Pic 1: Sky Walk, Pic 2: The Cloud Forest, Pic 3: The Flower Dome
From the gardens, I made a brief walk over the helix bridge towards Merlion Park. Along the waterfront with another spectacular view of Marina Bay Sands, sits an impressive 8.6m mythical, half lion/half fish, water spewing statue. The landmark is the Singapore mascot.
Hawker Centre Food Courts
With almost a half day spent, I was getting hungry and found myself making my way towards Chinatown with a pit stop at one of the famously known Hawker Centre Food Courts. Each court has numerous stalls housing authentic, local and nearby cuisines for mere dollars. For sure, should not be missed.

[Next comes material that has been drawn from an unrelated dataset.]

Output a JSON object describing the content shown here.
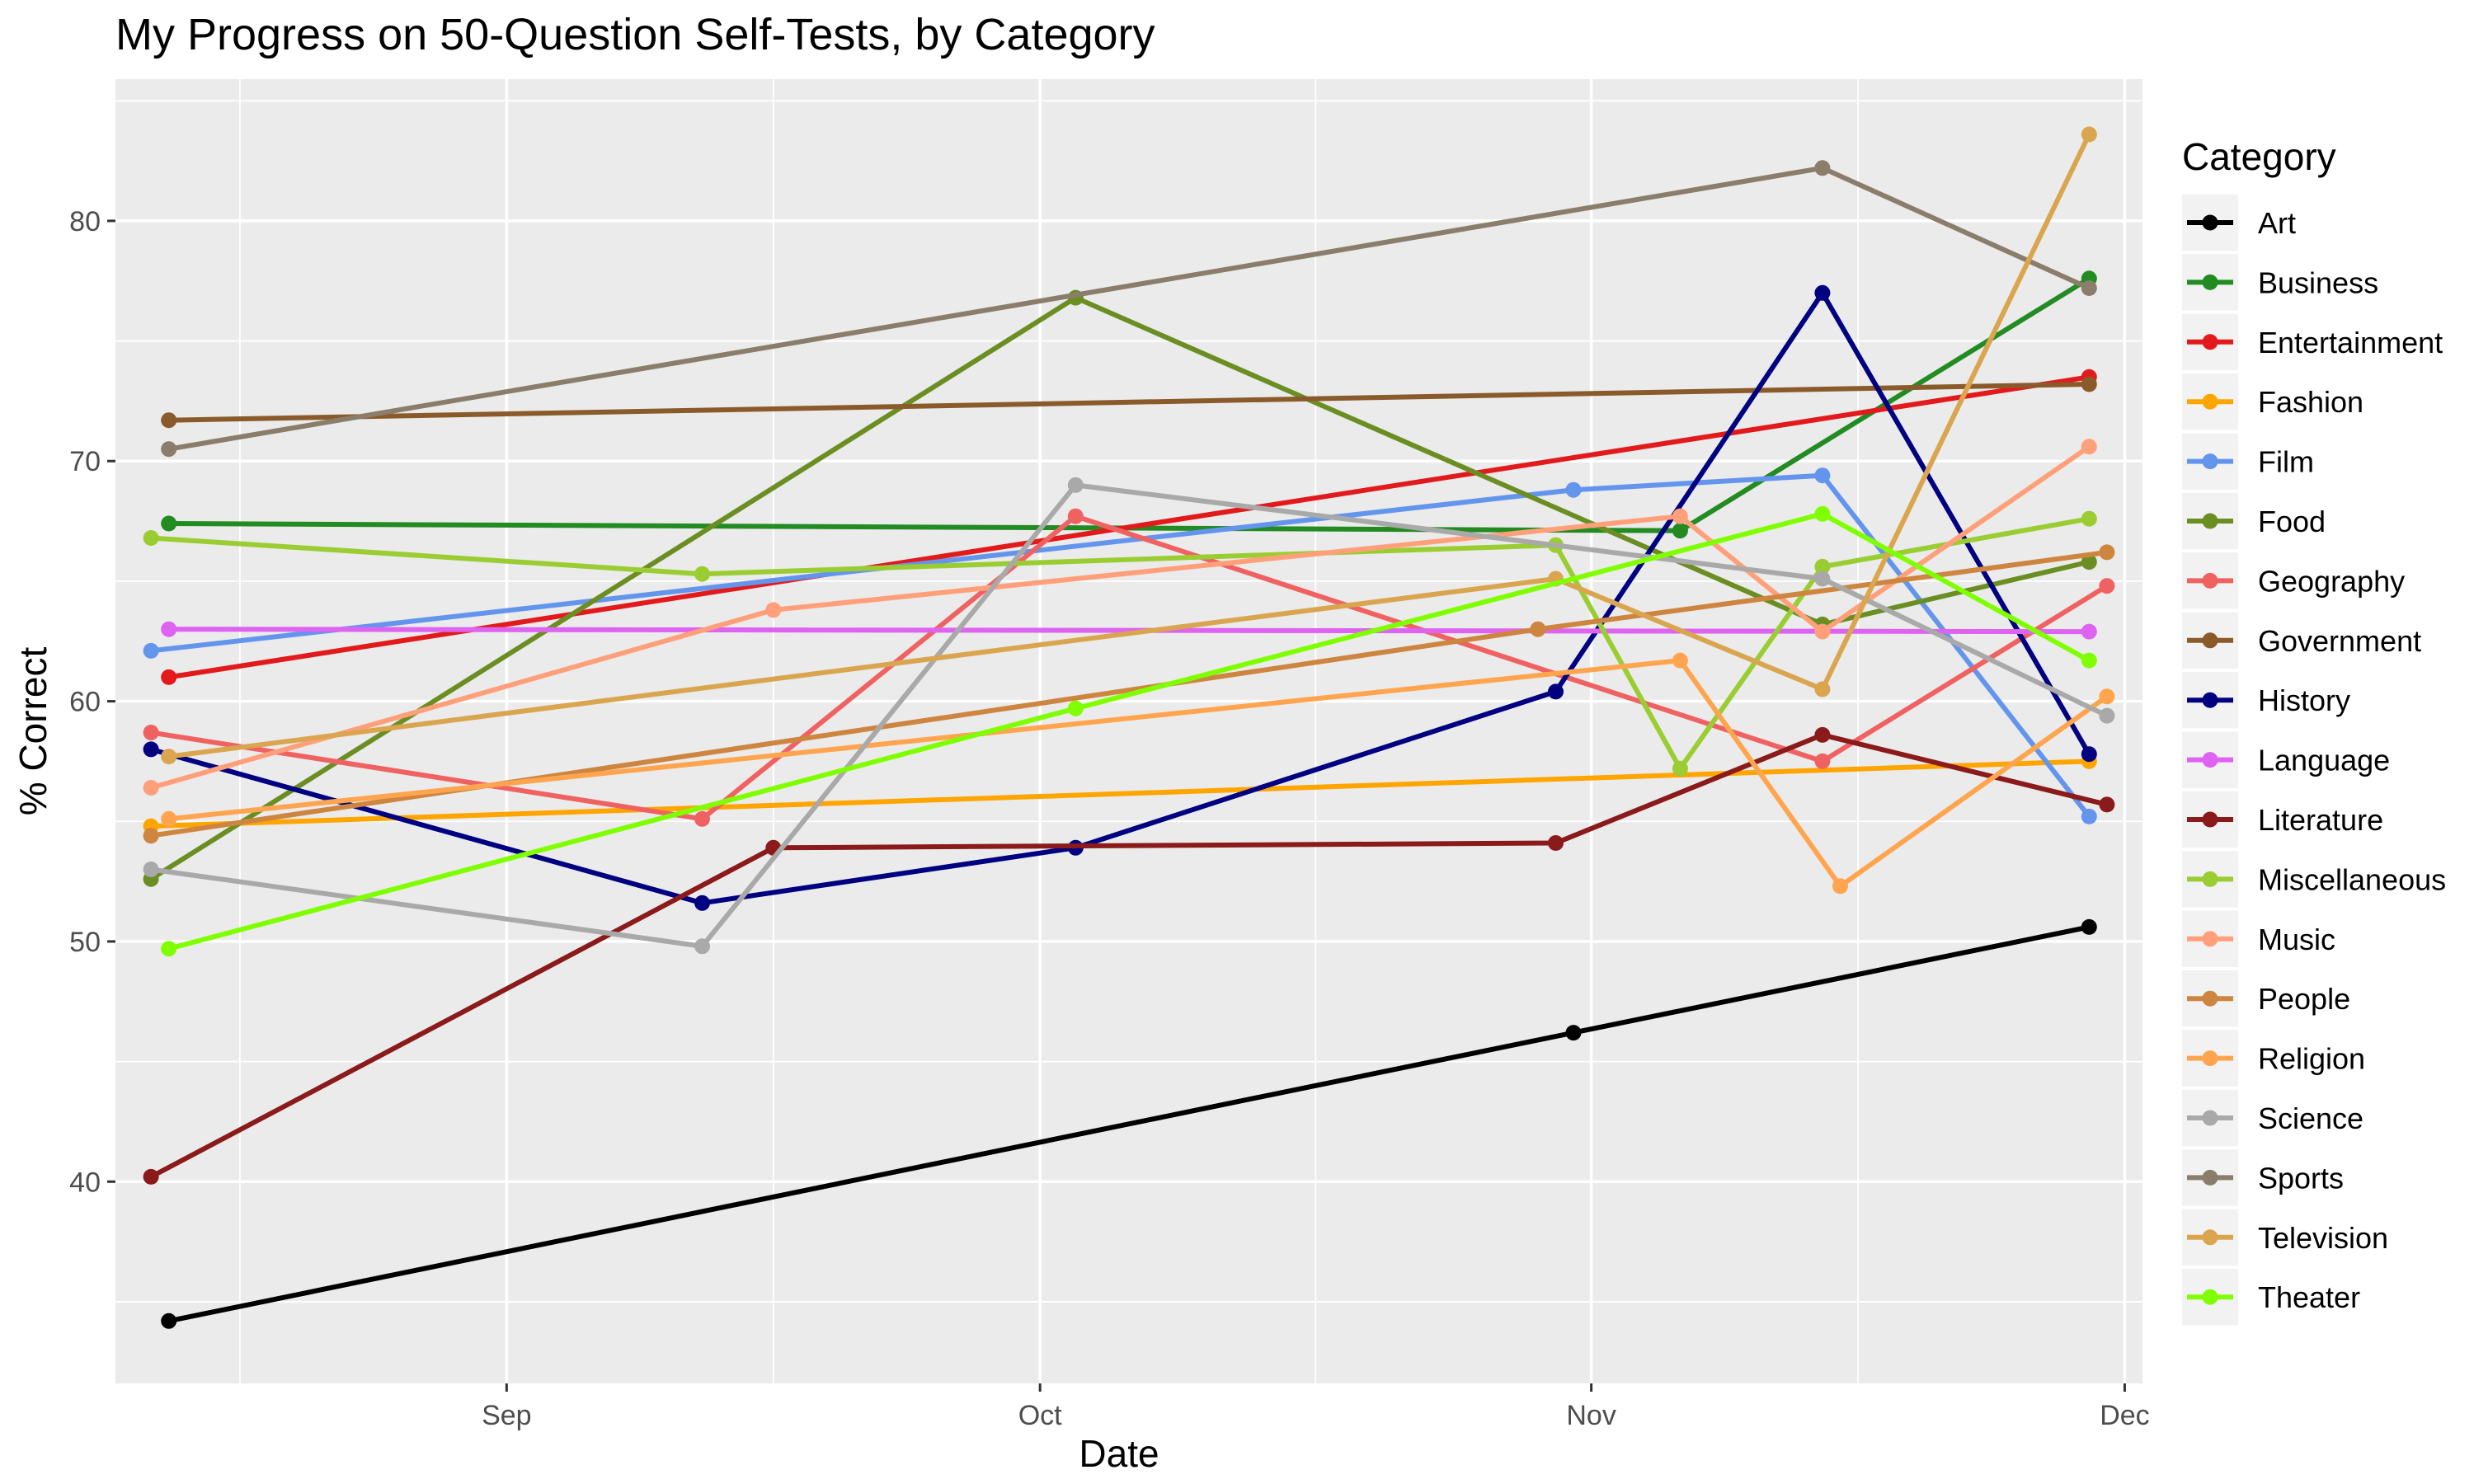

Buddha Tooth Relic Temple and Museum
33% if the Singaporean population is Chinese and Chinatown keeps authenticity close to home with its several temples, most famously Buddha Tooth Relic Temple and Museum. Amongst the magnificent 4 story temple are several, narrow, mostly pedestrian only streets that have negotiable markets for souvenirs and fruit stands where you can try a piece of the stinky Durian fruit. After 13 miles of walking, a little shopping and quenching my thirst with a couple Tiger Beers, I met back up with Katie and we made our way to the river for dinner.
A great area for specialty food and cocktails with a peaceful view is Clark Quay along the river. Clark Quay is home to several restaurants with most providing specialties of Singapore including the soft shelled crab. The crab is stir fried in either pepper or tomato based chili sauce. Paired with sticky rice and garlic spinach, this meal is as messy as it gets but a sweet memory of flavor and fun that I won’t soon forget.